Do I believe that every ectopic needs to be dealt with the very moment that it is suspected? No. Do I believe that women should be able to get a second opinion in most cases. Yes. Do I think doctors need to be super careful in diagnosis. Yes. (Although you need to understand that diagnosing an ectopic is very difficult.) In a future pregnancy, would I personally wait until the ectopic was absolutely confirmed before I took any action. Yes.
But I do not judge those who have made different decisions as making a poor decision. And not just a poor decision, but a sinful one that necessitates God’s forgiveness and mercy.
You argue that the word “abortion” was chosen for you by the medical community, and that you had no choice but to use it for accuracy. That’s hogwash. You know, as a writer, that you choose every word very carefully. Word choice is everything. You chose that term.
But let’s just stick to your argument. I’m assuming you know that the medical community also refers to miscarriage as an abortion, or spontaneous abortion. If you were to write a post on those who have suffered miscarriage, would you wield the big “A” word with so much authority then?
You and a few commenters mentioned that doctors need to find other ways of dealing with an ectopic. I don’t disagree.

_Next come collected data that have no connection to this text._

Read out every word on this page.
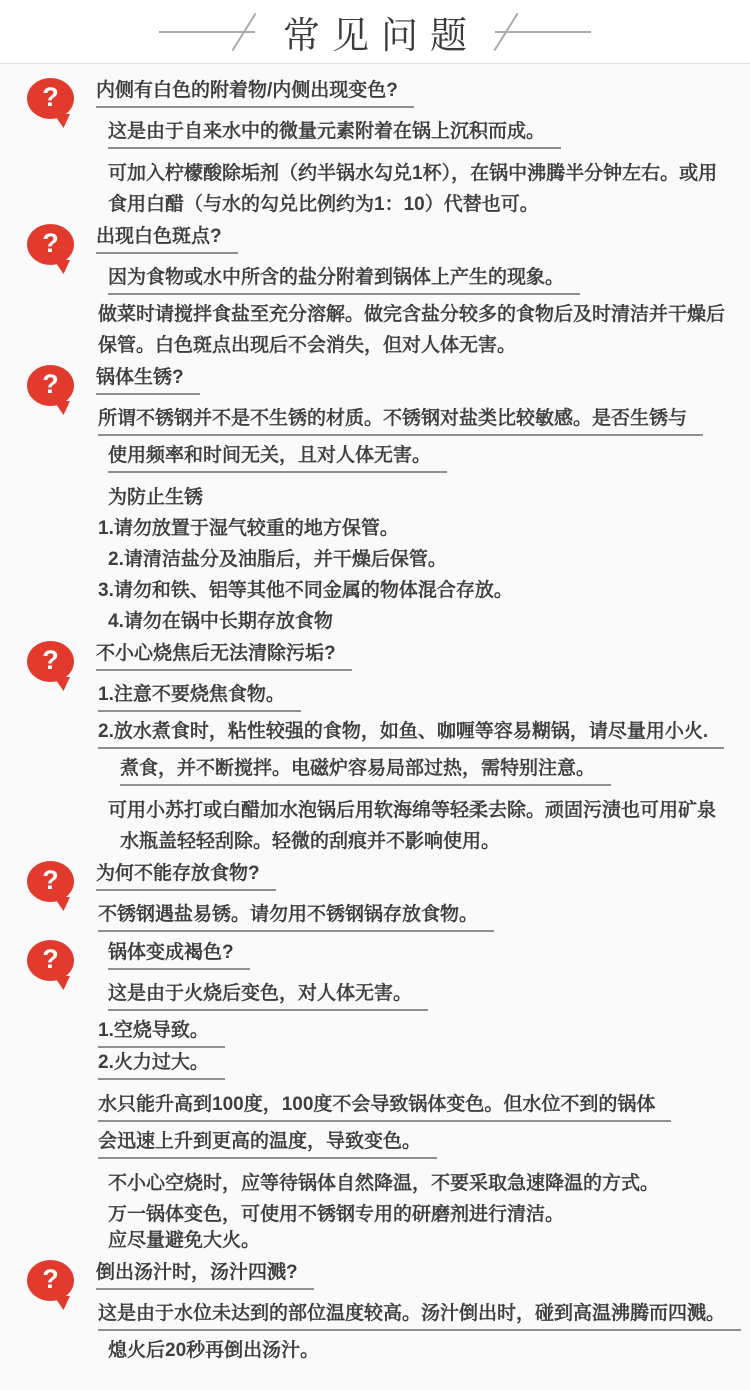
常见问题
? 内侧有白色的附着物/内侧出现变色?
这是由于自来水中的微量元素附着在锅上沉积而成。
可加入柠檬酸除垢剂（约半锅水勾兑1杯），在锅中沸腾半分钟左右。或用
食用白醋（与水的勾兑比例约为1：10）代替也可。
? 出现白色斑点?
因为食物或水中所含的盐分附着到锅体上产生的现象。
做菜时请搅拌食盐至充分溶解。做完含盐分较多的食物后及时清洁并干燥后
保管。白色斑点出现后不会消失，但对人体无害。
? 锅体生锈?
所谓不锈钢并不是不生锈的材质。不锈钢对盐类比较敏感。是否生锈与
使用频率和时间无关，且对人体无害。
为防止生锈
1.请勿放置于湿气较重的地方保管。
2.请清洁盐分及油脂后，并干燥后保管。
3.请勿和铁、铝等其他不同金属的物体混合存放。
4.请勿在锅中长期存放食物
? 不小心烧焦后无法清除污垢?
1.注意不要烧焦食物。
2.放水煮食时，粘性较强的食物，如鱼、咖喱等容易糊锅，请尽量用小火.
煮食，并不断搅拌。电磁炉容易局部过热，需特别注意。
可用小苏打或白醋加水泡锅后用软海绵等轻柔去除。顽固污渍也可用矿泉
水瓶盖轻轻刮除。轻微的刮痕并不影响使用。
? 为何不能存放食物?
不锈钢遇盐易锈。请勿用不锈钢锅存放食物。
?	锅体变成褐色?
这是由于火烧后变色，对人体无害。
1.空烧导致。
2.火力过大。
水只能升高到100度，100度不会导致锅体变色。但水位不到的锅体
会迅速上升到更高的温度，导致变色。
不小心空烧时，应等待锅体自然降温，不要采取急速降温的方式。
万一锅体变色，可使用不锈钢专用的研磨剂进行清洁。
应尽量避免大火。
? 倒出汤汁时，汤汁四溅?
这是由于水位未达到的部位温度较高。汤汁倒出时，碰到高温沸腾而四溅。
熄火后20秒再倒出汤汁。
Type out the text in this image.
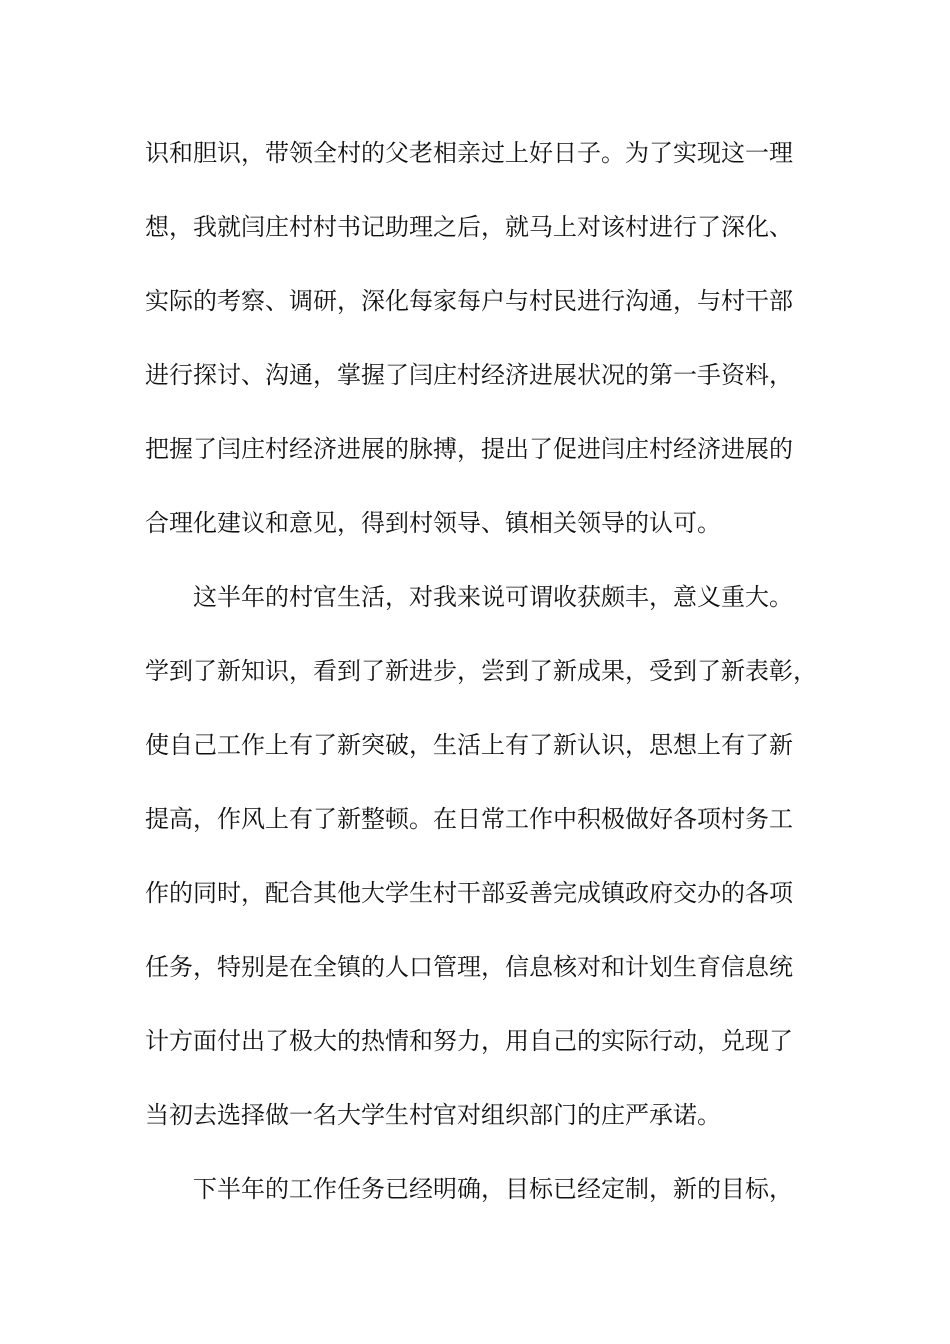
识和胆识，带领全村的父老相亲过上好日子。为了实现这一理
想，我就闫庄村村书记助理之后，就马上对该村进行了深化、
实际的考察、调研，深化每家每户与村民进行沟通，与村干部
进行探讨、沟通，掌握了闫庄村经济进展状况的第一手资料，
把握了闫庄村经济进展的脉搏，提出了促进闫庄村经济进展的
合理化建议和意见，得到村领导、镇相关领导的认可。
这半年的村官生活，对我来说可谓收获颇丰，意义重大。
学到了新知识，看到了新进步，尝到了新成果，受到了新表彰，
使自己工作上有了新突破，生活上有了新认识，思想上有了新
提高，作风上有了新整顿。在日常工作中积极做好各项村务工
作的同时，配合其他大学生村干部妥善完成镇政府交办的各项
任务，特别是在全镇的人口管理，信息核对和计划生育信息统
计方面付出了极大的热情和努力，用自己的实际行动，兑现了
当初去选择做一名大学生村官对组织部门的庄严承诺。
下半年的工作任务已经明确，目标已经定制，新的目标，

I would love for doctors to find a way to move a baby from a tube to healthy uterus. But just because we WANT them to figure out how to do it, doesn’t mean they can. Just because we demand, doesn’t mean they can supply.
We demand the cure for cancer. We demand the obliteration of AIDS. We demand that doctors figure out how to prevent SIDS.
W can demand all we want. And while we hope and pray that in the future these demands will actually accomplish something, we are still stuck in today. What choices do mothers with an ectopic pregnancy have today?
Methotrexrate. Surgery. Or watch and wait.
You seem convinced that there is only one way to treat an ectopic biblically. And I would argue otherwise. Actually, I would argue that the Bible doesn’t specifically address ectopic. That God says all life is important. And that we are to treat all life reverently. But that doesn’t mean we have to go to all costs to save a life.
Just like the Bible doesn’t cover when a person should pull life-support from someone who is beyond human healing — it doesn’t cover how and when to treat an ectopic.
My hope in writing is that you will reconsider your tone. You’ll reconsider your word choices. And you’ll consider the 1 in 50 women who face the very real physical threat and devastating choices you seems so blissfully safe from.